Cette décision de la FMC prend racine dans la période post-pandémie. La crise sanitaire avait provoqué un déséquilibre majeur dans les chaînes logistiques mondiales, avec une explosion des coûts de fret maritime. Ces hausses tarifaires, parfois démesurées, avaient considérablement freiné le commerce international. Par exemple, le transport d’un conteneur de 40 pieds entre l’Asie et l’Afrique du Nord atteignait des sommets avoisinant les 25 000 dollars.

Pour faire face à cette situation, les États-Unis ont adopté en 2022 le Shipping Act, une réforme majeure visant à réguler les pratiques des grandes compagnies maritimes internationales. La Federal Maritime Commission s’est ainsi vu confier des pouvoirs élargis, lui permettant d’intervenir sur les transactions effectuées hors du territoire américain. Cette régulation vise à préserver des tarifs justes et à garantir la fluidité des échanges commerciaux, ce qui a un impact direct sur les grandes alliances maritimes, comme celle entre Hapag-Lloyd et Maersk. Parmi les ports stratégiques intégrés dans cette régulation, ceux du Maroc occupent une place de choix.
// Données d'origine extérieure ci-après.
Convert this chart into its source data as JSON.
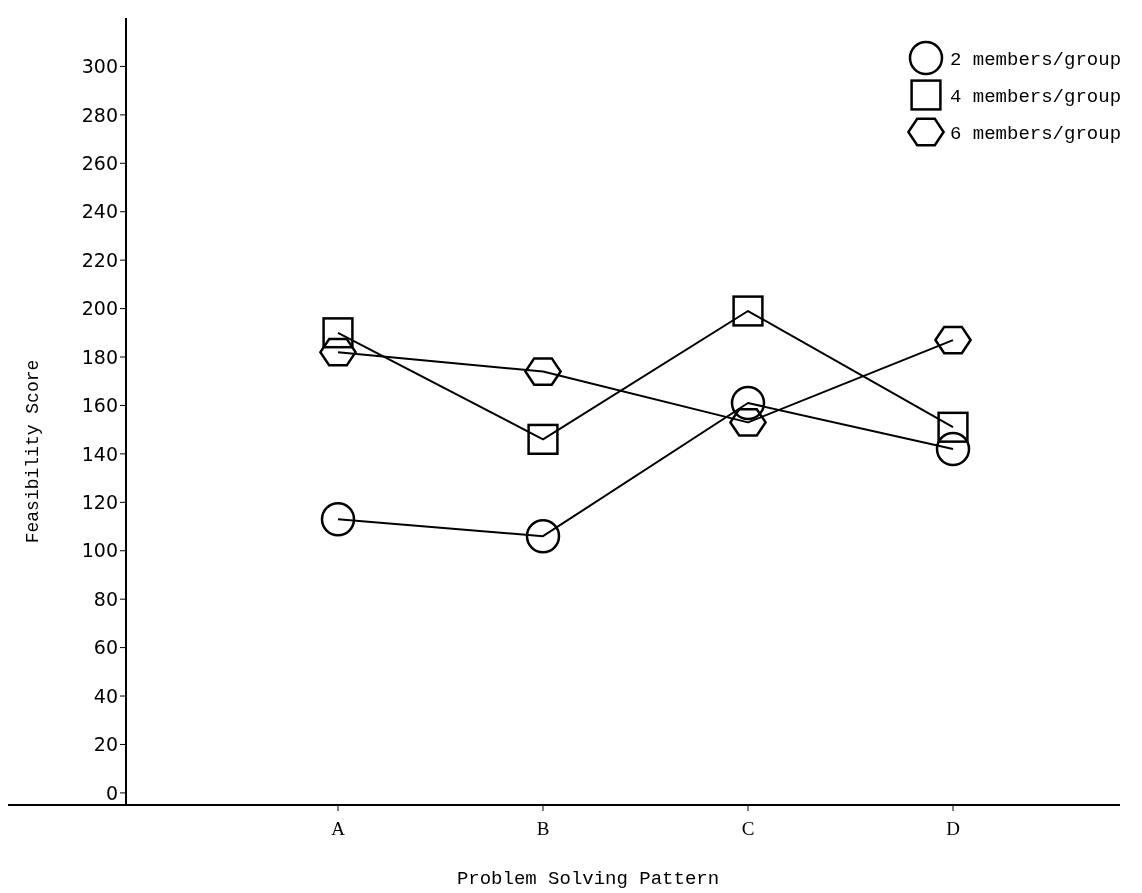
{
  "chart_data": {
    "type": "line",
    "xlabel": "Problem Solving Pattern",
    "ylabel": "Feasibility Score",
    "categories": [
      "A",
      "B",
      "C",
      "D"
    ],
    "series": [
      {
        "name": "2 members/group",
        "color": "#000000",
        "marker": "circle",
        "values": [
          113,
          106,
          161,
          142
        ]
      },
      {
        "name": "4 members/group",
        "color": "#000000",
        "marker": "square",
        "values": [
          190,
          146,
          199,
          151
        ]
      },
      {
        "name": "6 members/group",
        "color": "#000000",
        "marker": "diamond",
        "values": [
          182,
          174,
          153,
          187
        ]
      }
    ],
    "ylim": [
      -5,
      320
    ],
    "yticks": [
      0,
      20,
      40,
      60,
      80,
      100,
      120,
      140,
      160,
      180,
      200,
      220,
      240,
      260,
      280,
      300
    ],
    "grid": false,
    "legend": "top right",
    "line_style": "solid"
  }
}
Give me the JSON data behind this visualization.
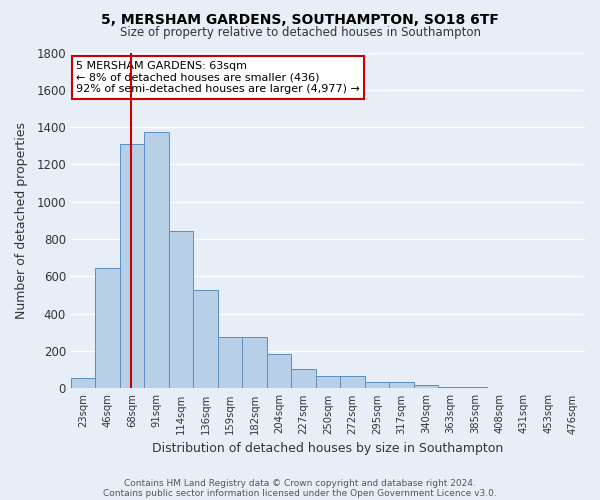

Un double avantage pour le Maroc

Le Maroc tire plusieurs bénéfices de cette décision. D’abord, les coûts de transport maritime, essentiels pour les importateurs et exportateurs du pays, ont connu une forte baisse. Le tarif d’un conteneur de 40 pieds entre la Chine et le Maroc est aujourd’hui d’environ 4 000 dollars, soit une réduction spectaculaire par rapport à 2021.

En parallèle, cette décision permet à la FMC de réguler directement les flux commerciaux entre le Maroc et les États-Unis. Cela se traduit par une meilleure sécurité logistique et une plus grande fluidité des exportations de produits périssables, tels que les agrumes ou les primeurs. Les entreprises marocaines peuvent ainsi prévoir leurs délais de livraison avec davantage de sérénité, évitant les blocages et les perturbations qui pouvaient auparavant pénaliser leurs opérations à l’international.

Ces mesures favorisent aussi la compétitivité des exportations marocaines sur des marchés exigeants comme celui des États-Unis, où la régularité des livraisons est primordiale. Cette conjoncture encourage donc le développement de nouveaux marchés et une augmentation des volumes d’exportation.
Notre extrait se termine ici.